Florence and the machine’s best song to date is “Kiss With a Fist.” We are not arguing here. A blunt, cheerful ode to the romantic joys of mutually indulged domestic violence, the track is the glorious thorn on Florence Welch’s ascendant English rose — quick (two minutes!) and dirty (distorted guitars!) and irresponsible. It’s a fang-bearing flash of Joan Jett snarl amid the gothic-soccer-mom AOR grandeur of her celebrated 2009 debut, Lungs. Thunderous Hogwarts-R&B anthem “Dog Days Are Over” made her nominally famous, but here the violent exception rules: She’s a red-haired soul belter with a fierier, gnarlier, more volatile take on Adele’s retromania, a Kate Bush disciple who never forgets that the real Kate Bush could kill you with her bare hands.

Welch may never do anything as dangerous and uncouth as “Kiss” ever again. But even the threat of menace works wonders on terrific follow-up Ceremonials: She’s a bloodied, bloodying songbird in a gilded cage of immaculately crafted, slow-burn, chest-beating empowerment anthems, gripping steel bars that her elegantly volcanic voice could shred ?at any moment.

Consider rapturous call to arms “Shake It Out,” a feast of droning organs and concussive drums that begins as an assassination/martyrdom attempt, throwing Flo to the clichés instead of the lions: “It’s always darkest before the dawn,” “Damned if I do and damned if I don’t,” “At the end of my rope,” “It’s a shot in the dark,” and all-time Catholic-hymn classic “It’s hard to dance with a devil on your back.” Yet she rips the throat out of every line with that bazooka alto, turns even the banalities into profundities.

Thus is Ceremonials‘ pattern set: She’s so much better than her material that her material is rendered immaterial. “Lover to Lover” is the sort of sexy post-white-flight Motown strut Annie Lennox used to own; “No Light, No Light” is a desperate lovers’ quarrel, all agitated strings and galloping drums (no broken jaws or burning beds this time, alas); “What the Water Gave Me” is eerie, noirish melodrama, dainty plinking harp battling with surging electric guitar, PJ Harvey’s feral specter rising from the swamp for a tantalizing instant.

And oh, throughout, the pianos! By God’s teeth, this is the Axis: Bold as Love of piano, tinkling and pounding and cascading and drizzling and thundering, from convulsive to jaunty lead melodies, often bolstered by drums of DJ Premier–level bombast, coated in sumptuous hot-fudge reverb, nostalgically futuristic, like aural Instagram. As songs, most of these are negligible (they’re all roughly five minutes long, begin ominously, intensify inexorably, and explode theatrically right around the bridge); but as events, they’re epochal and become even more so the more ostentatious Flo’s vocals get. When she sings, “And I did cartwheels in your honor,” her voice actually does cartwheels; the way she delivers the three-word phrase “short shallow gasps” is worthy of Shakespeare, Wicked, and Twilight.

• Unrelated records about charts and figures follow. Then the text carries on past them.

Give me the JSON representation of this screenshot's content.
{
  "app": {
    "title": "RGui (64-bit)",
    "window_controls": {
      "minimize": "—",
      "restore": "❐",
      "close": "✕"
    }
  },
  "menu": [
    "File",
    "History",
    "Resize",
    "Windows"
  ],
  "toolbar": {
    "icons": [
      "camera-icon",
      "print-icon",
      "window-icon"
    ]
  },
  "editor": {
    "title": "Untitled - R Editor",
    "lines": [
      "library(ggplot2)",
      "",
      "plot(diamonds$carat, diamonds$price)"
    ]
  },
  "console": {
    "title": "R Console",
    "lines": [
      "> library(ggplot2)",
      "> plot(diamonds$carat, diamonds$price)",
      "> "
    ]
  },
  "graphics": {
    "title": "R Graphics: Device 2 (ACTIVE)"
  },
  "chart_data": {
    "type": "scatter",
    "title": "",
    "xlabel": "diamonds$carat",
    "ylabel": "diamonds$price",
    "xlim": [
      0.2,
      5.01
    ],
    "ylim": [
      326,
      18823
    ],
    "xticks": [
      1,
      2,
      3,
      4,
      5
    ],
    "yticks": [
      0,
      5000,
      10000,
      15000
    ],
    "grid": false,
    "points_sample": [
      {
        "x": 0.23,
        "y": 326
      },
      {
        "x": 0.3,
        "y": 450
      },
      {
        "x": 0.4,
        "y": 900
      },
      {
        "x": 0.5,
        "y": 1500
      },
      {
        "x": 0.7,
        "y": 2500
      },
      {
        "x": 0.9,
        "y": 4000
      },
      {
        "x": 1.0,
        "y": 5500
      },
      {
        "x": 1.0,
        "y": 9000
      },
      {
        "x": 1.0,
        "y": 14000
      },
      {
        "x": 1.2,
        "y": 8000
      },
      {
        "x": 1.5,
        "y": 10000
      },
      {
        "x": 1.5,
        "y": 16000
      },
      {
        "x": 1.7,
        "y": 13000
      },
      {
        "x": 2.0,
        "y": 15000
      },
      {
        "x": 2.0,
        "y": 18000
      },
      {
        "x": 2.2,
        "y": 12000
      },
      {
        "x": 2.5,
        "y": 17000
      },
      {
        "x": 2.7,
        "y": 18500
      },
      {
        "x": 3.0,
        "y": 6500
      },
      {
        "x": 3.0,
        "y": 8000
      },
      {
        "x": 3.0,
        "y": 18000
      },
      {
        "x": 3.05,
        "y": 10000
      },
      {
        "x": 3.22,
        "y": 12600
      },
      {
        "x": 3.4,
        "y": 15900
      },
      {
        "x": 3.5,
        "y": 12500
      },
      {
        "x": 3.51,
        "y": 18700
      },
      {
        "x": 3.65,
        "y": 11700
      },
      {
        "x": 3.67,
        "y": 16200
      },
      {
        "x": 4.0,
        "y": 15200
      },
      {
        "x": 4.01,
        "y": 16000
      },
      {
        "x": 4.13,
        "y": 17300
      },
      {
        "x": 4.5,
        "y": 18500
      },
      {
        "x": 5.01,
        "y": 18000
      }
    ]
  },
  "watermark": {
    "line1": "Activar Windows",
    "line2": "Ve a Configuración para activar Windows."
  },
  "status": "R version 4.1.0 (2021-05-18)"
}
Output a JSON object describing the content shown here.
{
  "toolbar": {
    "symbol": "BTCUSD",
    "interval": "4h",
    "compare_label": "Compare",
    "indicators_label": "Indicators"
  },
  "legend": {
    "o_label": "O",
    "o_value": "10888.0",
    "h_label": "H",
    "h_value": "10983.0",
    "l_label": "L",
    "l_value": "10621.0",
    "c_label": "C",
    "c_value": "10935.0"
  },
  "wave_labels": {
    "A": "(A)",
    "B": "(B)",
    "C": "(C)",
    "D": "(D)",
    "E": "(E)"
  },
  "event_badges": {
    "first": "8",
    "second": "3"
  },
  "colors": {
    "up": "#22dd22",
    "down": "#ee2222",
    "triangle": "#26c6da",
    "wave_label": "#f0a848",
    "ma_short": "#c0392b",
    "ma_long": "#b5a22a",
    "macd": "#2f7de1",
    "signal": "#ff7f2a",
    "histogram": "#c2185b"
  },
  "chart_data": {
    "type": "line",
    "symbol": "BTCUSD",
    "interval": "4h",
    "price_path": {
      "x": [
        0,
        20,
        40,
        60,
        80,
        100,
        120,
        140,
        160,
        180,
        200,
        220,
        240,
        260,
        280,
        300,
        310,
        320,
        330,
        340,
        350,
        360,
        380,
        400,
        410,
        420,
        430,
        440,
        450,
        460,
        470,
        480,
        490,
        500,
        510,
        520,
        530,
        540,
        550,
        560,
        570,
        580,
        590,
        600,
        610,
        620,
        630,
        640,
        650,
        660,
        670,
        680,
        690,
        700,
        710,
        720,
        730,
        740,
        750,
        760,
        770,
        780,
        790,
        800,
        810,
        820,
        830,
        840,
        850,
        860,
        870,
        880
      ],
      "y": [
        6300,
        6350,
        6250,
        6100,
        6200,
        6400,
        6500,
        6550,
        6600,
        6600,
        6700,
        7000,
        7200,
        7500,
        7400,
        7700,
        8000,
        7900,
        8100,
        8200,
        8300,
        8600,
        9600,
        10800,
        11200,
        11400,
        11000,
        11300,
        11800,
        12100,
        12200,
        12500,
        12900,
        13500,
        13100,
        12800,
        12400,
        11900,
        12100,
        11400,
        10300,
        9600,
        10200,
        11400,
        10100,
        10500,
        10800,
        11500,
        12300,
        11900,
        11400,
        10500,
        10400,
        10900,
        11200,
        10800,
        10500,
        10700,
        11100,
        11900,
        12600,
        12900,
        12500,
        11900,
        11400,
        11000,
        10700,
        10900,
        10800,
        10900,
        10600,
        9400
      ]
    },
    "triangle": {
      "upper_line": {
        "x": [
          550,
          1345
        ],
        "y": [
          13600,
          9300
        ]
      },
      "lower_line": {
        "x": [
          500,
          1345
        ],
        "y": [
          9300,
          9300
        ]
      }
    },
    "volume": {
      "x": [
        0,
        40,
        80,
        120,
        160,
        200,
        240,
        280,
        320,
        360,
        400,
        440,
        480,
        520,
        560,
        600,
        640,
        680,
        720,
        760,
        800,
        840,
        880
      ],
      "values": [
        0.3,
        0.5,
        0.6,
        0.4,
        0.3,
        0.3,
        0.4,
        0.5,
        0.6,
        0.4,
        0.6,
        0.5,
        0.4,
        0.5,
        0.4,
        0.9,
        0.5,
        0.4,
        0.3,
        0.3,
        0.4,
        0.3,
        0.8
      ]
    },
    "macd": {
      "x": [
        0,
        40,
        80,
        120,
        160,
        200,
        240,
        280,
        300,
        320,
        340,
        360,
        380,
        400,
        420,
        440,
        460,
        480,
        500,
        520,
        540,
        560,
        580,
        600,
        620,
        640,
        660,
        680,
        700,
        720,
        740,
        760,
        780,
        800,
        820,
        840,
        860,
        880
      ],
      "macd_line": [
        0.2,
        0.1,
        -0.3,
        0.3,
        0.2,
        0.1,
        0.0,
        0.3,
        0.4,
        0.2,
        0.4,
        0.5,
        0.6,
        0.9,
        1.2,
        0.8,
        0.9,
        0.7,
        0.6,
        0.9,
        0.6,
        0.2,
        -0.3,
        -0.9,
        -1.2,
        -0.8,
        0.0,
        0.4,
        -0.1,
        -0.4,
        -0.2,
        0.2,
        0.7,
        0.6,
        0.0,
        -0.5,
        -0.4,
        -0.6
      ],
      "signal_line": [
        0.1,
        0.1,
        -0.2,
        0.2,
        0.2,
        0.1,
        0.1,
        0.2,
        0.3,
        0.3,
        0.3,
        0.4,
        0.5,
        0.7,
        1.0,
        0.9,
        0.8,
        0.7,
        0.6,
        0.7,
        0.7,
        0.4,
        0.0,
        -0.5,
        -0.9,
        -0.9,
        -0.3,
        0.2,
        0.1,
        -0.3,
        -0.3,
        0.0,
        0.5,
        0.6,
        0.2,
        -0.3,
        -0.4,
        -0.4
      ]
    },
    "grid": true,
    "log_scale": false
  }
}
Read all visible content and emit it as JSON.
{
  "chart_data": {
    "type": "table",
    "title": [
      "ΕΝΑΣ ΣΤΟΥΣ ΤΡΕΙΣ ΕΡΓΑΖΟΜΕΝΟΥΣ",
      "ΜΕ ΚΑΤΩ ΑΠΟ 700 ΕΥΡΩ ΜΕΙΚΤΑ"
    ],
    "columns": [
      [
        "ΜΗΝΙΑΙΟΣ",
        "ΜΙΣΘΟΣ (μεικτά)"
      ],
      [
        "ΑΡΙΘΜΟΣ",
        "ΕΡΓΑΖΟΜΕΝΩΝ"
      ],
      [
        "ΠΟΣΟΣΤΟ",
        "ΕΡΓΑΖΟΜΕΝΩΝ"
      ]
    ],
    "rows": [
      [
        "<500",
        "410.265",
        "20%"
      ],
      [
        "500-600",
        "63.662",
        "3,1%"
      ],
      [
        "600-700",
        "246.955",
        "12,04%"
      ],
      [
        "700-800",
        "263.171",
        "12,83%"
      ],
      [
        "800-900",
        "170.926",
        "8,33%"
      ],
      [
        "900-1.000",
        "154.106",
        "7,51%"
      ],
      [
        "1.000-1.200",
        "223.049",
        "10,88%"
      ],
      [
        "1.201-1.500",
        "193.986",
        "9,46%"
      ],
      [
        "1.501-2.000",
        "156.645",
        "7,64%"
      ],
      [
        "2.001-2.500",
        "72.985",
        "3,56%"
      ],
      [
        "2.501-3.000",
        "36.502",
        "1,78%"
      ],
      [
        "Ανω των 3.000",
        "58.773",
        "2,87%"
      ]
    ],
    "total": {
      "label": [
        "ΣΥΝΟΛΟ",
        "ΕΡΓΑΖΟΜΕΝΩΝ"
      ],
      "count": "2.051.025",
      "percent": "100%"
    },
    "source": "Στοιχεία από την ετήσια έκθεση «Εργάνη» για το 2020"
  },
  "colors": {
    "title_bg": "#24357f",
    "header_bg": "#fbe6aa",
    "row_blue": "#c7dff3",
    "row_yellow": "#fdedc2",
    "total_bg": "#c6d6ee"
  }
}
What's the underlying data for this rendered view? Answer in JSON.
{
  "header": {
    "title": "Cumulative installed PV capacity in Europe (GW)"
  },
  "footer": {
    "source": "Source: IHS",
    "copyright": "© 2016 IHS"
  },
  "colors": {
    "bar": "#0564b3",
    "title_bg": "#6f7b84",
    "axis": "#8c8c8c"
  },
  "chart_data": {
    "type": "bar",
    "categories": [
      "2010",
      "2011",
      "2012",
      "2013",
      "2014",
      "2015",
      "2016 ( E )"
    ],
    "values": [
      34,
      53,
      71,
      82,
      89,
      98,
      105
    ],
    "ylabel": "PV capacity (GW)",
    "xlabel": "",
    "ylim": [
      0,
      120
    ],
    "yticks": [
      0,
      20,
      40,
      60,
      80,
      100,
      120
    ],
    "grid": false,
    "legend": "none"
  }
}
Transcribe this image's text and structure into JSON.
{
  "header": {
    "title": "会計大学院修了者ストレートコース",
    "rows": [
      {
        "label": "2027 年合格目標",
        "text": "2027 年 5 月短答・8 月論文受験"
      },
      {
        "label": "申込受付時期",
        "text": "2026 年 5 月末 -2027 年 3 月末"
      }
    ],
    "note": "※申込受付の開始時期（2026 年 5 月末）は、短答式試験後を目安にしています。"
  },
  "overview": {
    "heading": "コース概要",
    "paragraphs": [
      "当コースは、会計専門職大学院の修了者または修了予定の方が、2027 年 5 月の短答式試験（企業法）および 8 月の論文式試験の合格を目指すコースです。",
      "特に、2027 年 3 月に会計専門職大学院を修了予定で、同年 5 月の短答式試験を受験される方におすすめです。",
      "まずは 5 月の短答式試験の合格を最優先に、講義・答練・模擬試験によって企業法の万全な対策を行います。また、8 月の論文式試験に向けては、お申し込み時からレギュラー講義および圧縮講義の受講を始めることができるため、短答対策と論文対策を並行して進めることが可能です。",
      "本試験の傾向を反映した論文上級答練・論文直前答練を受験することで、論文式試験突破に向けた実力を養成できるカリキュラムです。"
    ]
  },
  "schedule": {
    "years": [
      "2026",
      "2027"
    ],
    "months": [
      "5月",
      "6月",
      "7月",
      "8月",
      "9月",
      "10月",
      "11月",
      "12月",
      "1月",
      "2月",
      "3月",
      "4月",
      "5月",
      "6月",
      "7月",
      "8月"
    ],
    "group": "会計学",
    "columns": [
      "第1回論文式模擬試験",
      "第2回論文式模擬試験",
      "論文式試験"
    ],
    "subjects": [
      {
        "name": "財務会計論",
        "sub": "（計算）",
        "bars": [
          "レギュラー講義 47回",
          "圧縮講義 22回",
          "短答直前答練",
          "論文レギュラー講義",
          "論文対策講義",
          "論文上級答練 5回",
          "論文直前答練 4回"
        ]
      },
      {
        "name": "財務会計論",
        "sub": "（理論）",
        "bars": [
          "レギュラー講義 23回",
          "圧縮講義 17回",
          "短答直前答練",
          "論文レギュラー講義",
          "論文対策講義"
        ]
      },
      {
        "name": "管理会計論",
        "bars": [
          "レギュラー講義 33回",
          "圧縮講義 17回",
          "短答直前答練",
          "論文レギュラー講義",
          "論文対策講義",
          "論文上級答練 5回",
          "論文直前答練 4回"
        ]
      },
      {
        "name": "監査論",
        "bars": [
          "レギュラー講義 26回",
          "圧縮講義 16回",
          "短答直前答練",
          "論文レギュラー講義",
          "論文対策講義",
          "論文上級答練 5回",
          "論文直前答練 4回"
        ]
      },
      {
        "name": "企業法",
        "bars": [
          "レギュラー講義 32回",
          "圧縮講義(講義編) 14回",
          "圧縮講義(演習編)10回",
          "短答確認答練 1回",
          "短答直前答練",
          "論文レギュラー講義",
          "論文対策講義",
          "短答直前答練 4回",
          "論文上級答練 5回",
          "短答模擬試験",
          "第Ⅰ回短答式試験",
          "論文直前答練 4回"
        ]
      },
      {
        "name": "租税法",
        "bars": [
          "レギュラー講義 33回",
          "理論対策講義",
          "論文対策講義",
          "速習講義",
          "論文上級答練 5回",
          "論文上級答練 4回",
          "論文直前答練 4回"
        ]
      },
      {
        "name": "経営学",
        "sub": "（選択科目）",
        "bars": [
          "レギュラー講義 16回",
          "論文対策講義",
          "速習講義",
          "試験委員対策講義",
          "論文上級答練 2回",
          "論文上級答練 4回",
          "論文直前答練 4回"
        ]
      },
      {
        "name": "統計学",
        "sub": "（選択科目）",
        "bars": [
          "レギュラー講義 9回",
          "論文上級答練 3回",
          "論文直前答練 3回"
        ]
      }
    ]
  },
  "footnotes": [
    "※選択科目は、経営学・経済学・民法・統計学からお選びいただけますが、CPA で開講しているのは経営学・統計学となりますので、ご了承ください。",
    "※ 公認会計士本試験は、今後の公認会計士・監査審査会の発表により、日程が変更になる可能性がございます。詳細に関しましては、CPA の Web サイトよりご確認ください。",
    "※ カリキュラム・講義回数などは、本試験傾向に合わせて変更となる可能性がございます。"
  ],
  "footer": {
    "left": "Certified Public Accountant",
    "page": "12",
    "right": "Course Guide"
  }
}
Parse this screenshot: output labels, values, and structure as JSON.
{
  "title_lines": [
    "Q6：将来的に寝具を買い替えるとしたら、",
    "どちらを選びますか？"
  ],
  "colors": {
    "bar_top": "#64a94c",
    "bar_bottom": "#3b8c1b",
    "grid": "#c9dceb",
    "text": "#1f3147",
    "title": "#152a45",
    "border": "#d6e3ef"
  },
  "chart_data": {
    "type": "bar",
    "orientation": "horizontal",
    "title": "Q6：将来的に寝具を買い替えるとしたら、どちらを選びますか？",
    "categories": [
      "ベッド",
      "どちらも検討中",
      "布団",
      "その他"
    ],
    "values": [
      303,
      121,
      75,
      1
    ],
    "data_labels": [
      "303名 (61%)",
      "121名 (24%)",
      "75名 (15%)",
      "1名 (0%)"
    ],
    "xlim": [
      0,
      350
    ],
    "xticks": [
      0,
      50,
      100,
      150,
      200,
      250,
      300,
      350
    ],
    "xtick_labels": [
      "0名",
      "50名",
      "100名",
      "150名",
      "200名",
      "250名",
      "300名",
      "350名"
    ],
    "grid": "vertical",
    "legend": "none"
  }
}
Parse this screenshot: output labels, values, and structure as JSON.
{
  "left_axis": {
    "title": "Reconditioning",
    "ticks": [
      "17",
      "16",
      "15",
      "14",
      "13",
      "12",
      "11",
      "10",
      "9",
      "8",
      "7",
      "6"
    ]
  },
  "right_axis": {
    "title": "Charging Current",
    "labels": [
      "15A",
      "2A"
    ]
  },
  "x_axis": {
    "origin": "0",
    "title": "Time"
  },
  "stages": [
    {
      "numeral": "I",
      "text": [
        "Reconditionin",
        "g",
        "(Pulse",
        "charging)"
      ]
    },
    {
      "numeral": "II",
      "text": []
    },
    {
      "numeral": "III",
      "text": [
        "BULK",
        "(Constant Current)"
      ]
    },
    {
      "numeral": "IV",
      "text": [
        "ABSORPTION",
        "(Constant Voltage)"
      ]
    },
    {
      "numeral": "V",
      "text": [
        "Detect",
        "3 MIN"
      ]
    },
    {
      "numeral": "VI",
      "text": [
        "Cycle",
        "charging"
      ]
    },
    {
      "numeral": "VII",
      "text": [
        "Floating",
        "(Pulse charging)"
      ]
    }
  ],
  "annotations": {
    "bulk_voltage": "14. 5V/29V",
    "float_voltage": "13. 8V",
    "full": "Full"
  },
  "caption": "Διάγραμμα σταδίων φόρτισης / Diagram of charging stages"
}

Instructively, her best lyrical moment here, “All This & Heaven Too,” laments the failure of language to articulate her wonder: “All my stumbling phrases never amounted to anything worth this feeling.” So concentrate on that feeling, that casual grandiosity, the overpowering beauty with a searing edge that she doesn’t indulge enough, but just enough to leave you spellbound, regardless. A kiss without a fist is better than none.